Spring Cleaning Tips For Your BJJ Game
It’s that time of year again… Spring cleaning.
Most people dread it, some look forward to it, but regardless, it’s a necessary part of offloading all that crap from the past year – or, hey, years… COVID, am I right?. Can I still use that as an excuse? Meh. I’ll do it anyway.
While spring cleaning for your home and personal wardrobe is a no-brainer, have you thought about spring cleaning your BJJ game? If you’re spring cleaning one part of your life, why not all parts of your life?
So what does that mean in a jiu-jitsu context? Read on to find out…
Clean Out Your Jiu-Jitsu Closet
First of all, let’s get the obvious out of the way. We accumulate a lot – I’m talking A LOT – of actual jiu-jitsu related stuff. Don’t worry; there’s no shame there. It happens to the best of us.

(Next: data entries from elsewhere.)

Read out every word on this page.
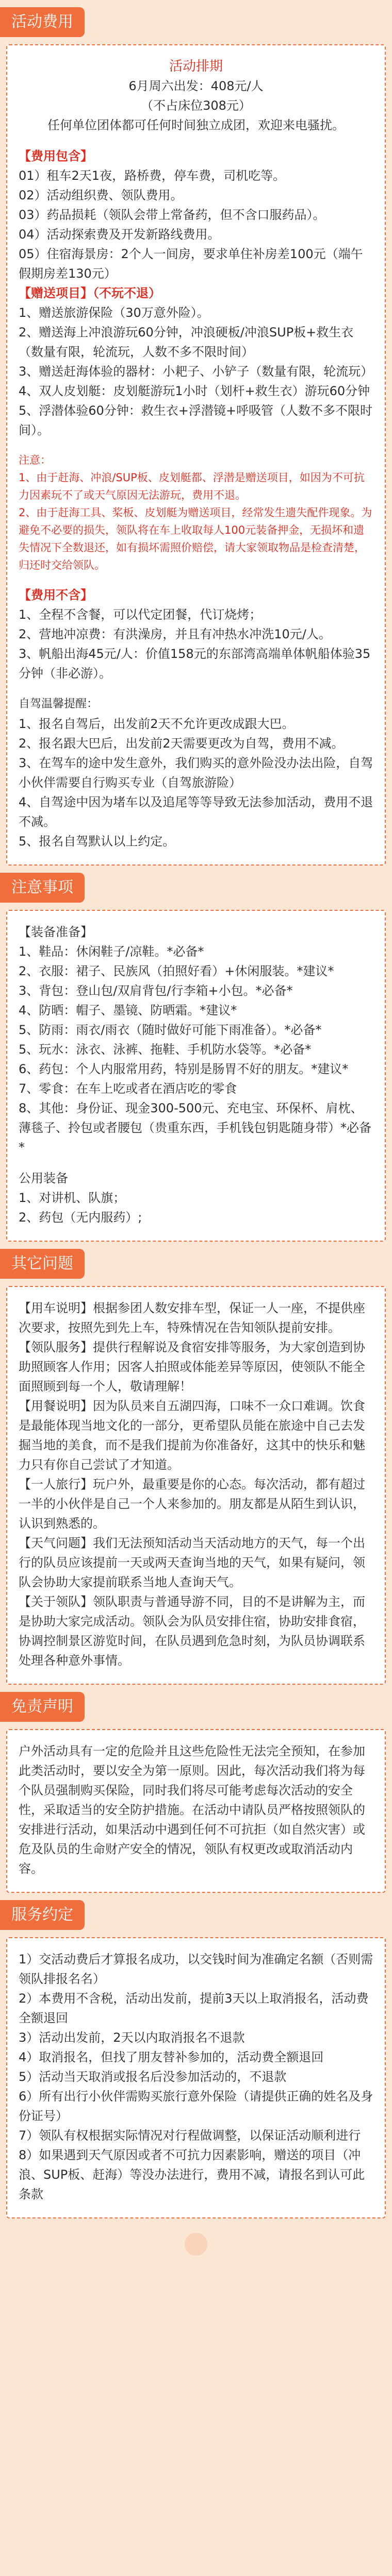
活动费用

活动排期

6月周六出发：408元/人

（不占床位308元）

任何单位团体都可任何时间独立成团，欢迎来电骚扰。

【费用包含】

01）租车2天1夜，路桥费，停车费，司机吃等。

02）活动组织费、领队费用。

03）药品损耗（领队会带上常备药，但不含口服药品）。

04）活动探索费及开发新路线费用。

05）住宿海景房：2个人一间房，要求单住补房差100元（端午假期房差130元）

【赠送项目】（不玩不退）

1、赠送旅游保险（30万意外险）。

2、赠送海上冲浪游玩60分钟，冲浪硬板/冲浪SUP板+救生衣（数量有限，轮流玩，人数不多不限时间）

3、赠送赶海体验的器材：小耙子、小铲子（数量有限，轮流玩）

4、双人皮划艇：皮划艇游玩1小时（划杆+救生衣）游玩60分钟

5、浮潜体验60分钟：救生衣+浮潜镜+呼吸管（人数不多不限时间）。

注意：

1、由于赶海、冲浪/SUP板、皮划艇都、浮潜是赠送项目，如因为不可抗力因素玩不了或天气原因无法游玩，费用不退。

2、由于赶海工具、桨板、皮划艇为赠送项目，经常发生遗失配件现象。为避免不必要的损失，领队将在车上收取每人100元装备押金，无损坏和遗失情况下全数退还，如有损坏需照价赔偿，请大家领取物品是检查清楚，归还时交给领队。

【费用不含】

1、全程不含餐，可以代定团餐，代订烧烤；

2、营地冲凉费：有洪澡房，并且有冲热水冲洗10元/人。

3、帆船出海45元/人：价值158元的东部湾高端单体帆船体验35分钟（非必游）。

自驾温馨提醒：

1、报名自驾后，出发前2天不允许更改成跟大巴。

2、报名跟大巴后，出发前2天需要更改为自驾，费用不减。

3、在驾车的途中发生意外，我们购买的意外险没办法出险，自驾小伙伴需要自行购买专业（自驾旅游险）

4、自驾途中因为堵车以及追尾等等导致无法参加活动，费用不退不减。

5、报名自驾默认以上约定。

注意事项

【装备准备】

1、鞋品：休闲鞋子/凉鞋。*必备*

2、衣服：裙子、民族风（拍照好看）+休闲服装。*建议*

3、背包：登山包/双肩背包/行李箱+小包。*必备*

4、防晒：帽子、墨镜、防晒霜。*建议*

5、防雨：雨衣/雨衣（随时做好可能下雨准备）。*必备*

5、玩水：泳衣、泳裤、拖鞋、手机防水袋等。*必备*

6、药包：个人内服常用药，特别是肠胃不好的朋友。*建议*

7、零食：在车上吃或者在酒店吃的零食

8、其他：身份证、现金300-500元、充电宝、环保杯、肩枕、薄毯子、拎包或者腰包（贵重东西，手机钱包钥匙随身带）*必备*

公用装备

1、对讲机、队旗；

2、药包（无内服药）;

其它问题

【用车说明】根据参团人数安排车型，保证一人一座，不提供座次要求，按照先到先上车，特殊情况在告知领队提前安排。

【领队服务】提供行程解说及食宿安排等服务，为大家创造到协助照顾客人作用；因客人拍照或体能差异等原因，使领队不能全面照顾到每一个人，敬请理解！

【用餐说明】因为队员来自五湖四海，口味不一众口难调。饮食是最能体现当地文化的一部分，更希望队员能在旅途中自己去发掘当地的美食，而不是我们提前为你准备好，这其中的快乐和魅力只有你自己尝试了才知道。

【一人旅行】玩户外，最重要是你的心态。每次活动，都有超过一半的小伙伴是自己一个人来参加的。朋友都是从陌生到认识，认识到熟悉的。

【天气问题】我们无法预知活动当天活动地方的天气，每一个出行的队员应该提前一天或两天查询当地的天气，如果有疑问，领队会协助大家提前联系当地人查询天气。

【关于领队】领队职责与普通导游不同，目的不是讲解为主，而是协助大家完成活动。领队会为队员安排住宿，协助安排食宿，协调控制景区游览时间，在队员遇到危急时刻，为队员协调联系处理各种意外事情。

免责声明

户外活动具有一定的危险并且这些危险性无法完全预知，在参加此类活动时，要以安全为第一原则。因此，每次活动我们将为每个队员强制购买保险，同时我们将尽可能考虑每次活动的安全性，采取适当的安全防护措施。在活动中请队员严格按照领队的安排进行活动，如果活动中遇到任何不可抗拒（如自然灾害）或危及队员的生命财产安全的情况，领队有权更改或取消活动内容。

服务约定

1）交活动费后才算报名成功，以交钱时间为准确定名额（否则需领队排报名名）

2）本费用不含税，活动出发前，提前3天以上取消报名，活动费全额退回

3）活动出发前，2天以内取消报名不退款

4）取消报名，但找了朋友替补参加的，活动费全额退回

5）活动当天取消或报名后没参加活动的，不退款

6）所有出行小伙伴需购买旅行意外保险（请提供正确的姓名及身份证号）

7）领队有权根据实际情况对行程做调整，以保证活动顺利进行

8）如果遇到天气原因或者不可抗力因素影响，赠送的项目（冲浪、SUP板、赶海）等没办法进行，费用不减，请报名到认可此条款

But even the best of us should stop and think about we are actually using and enjoying the stuff that we have, or just holding on to it. And even if we are using it… is it actually serving us?
Here are some things to consider when you’re trying to decide what should stay and what should go:
- Is it still… fresh? – No, not in the sense of being stylish. I’m talking about funk. Fabrics retain bacteria over time… and sometimes no amount of washing will completely eliminate it. If, five minutes into practice, you’re “clean” gi or gear no longer smells like it… there’s your answer.
- Does it fit? – Just stop. Don’t hold on to things that don’t fit, in the off chance that they do fit at a later date. That’s some psychological gymnastics you don’t need in your life. Does it fit now? Today? If not, get rid of it.
- How old is it? – Fabric breaks down over time, especially with consistent use. Styles change. Maybe you While older items tend to collect “sentimental value” over time, if it’s not a family heirloom or an item you tend to make into one, let it go.
The best part of cleaning out your jiu-jitsu closet? You get to make room for awesome new gis and gear.
Let Go of Your A-Game Moves
Spring cleaning doesn’t only have to be about stuff. Spring cleaning can also be about your actual jiu-jitsu game – those set of techniques that you’ve come to favor over time.
Yes, we know that triangle from spider guard is your go-to. Yes, we know you can hit it on just about everyone. Congratulations, give yourself a pat on the back. Now, when you’ve finished with that, think about whether your A-game moves have actually caused you to stagnate… or *gasp* become a boring roll.
Think about how cleaning out your game will allow space for you to master other techniques and evolve as a jiu-jitsu practitioner. All that time spent going straight to your A-game, subbing your opponent, then doing that again and again... could be better spent trying something new, failing at it, trying again, failing a little less at it, and trying again.
It’s called growth, and while it may suck at times, eventually it makes you a stronger, smarter player on the mat.
Toss Your Ego
Now we’ve come to the big one. Spring cleaning your jiu-jitsu game can also mean cleaning out some of those thoughts and behaviors that aren’t serving you. You know, like your ego.
And yes, I know that ego isn’t inherently a bad thing, but for the sake of this article, let’s focus on the standard negative conception of the ego… that little voice that whispers that you’re better than that person, that what’s-his/her-face shouldn’t be able to tap you, or so-and-so disrespected you in some arbitrary way on the mat and now you must either ignore him/her or smash him/her to pieces every time you roll.
We all have this ego – man, woman, young, old, white, black, brown, human, alien, amorphous blob, whatever. We all have it. Additionally, the hierarchical system in jiu-jitsu tends to exacerbate it. And no matter what your favorite BJJ hero might say, jiu-jitsu does not kill it. That’s a load of bull. And, in fact, some people allow it to grow on the mat.
However, you can consciously work on minimizing your ego. Here are some thoughts that might help:
- Your jiu-jitsu doesn’t make you better or worse than anyone else. Being able to tap everyone on the mat doesn’t make you a good human being in the grand scheme of things.
- Being tapped by a lower belt doesn’t undermine your worth. Acting like a jerk afterward, however, does.
- Everyone is fighting their own personal battles. Have compassion. Even if you don’t necessarily like, get along with, or share the same beliefs as him/her.
Think about spring cleaning your BJJ game as a time to shed your skin and become a new person, as well as a new and better jiu-jitsu practitioner.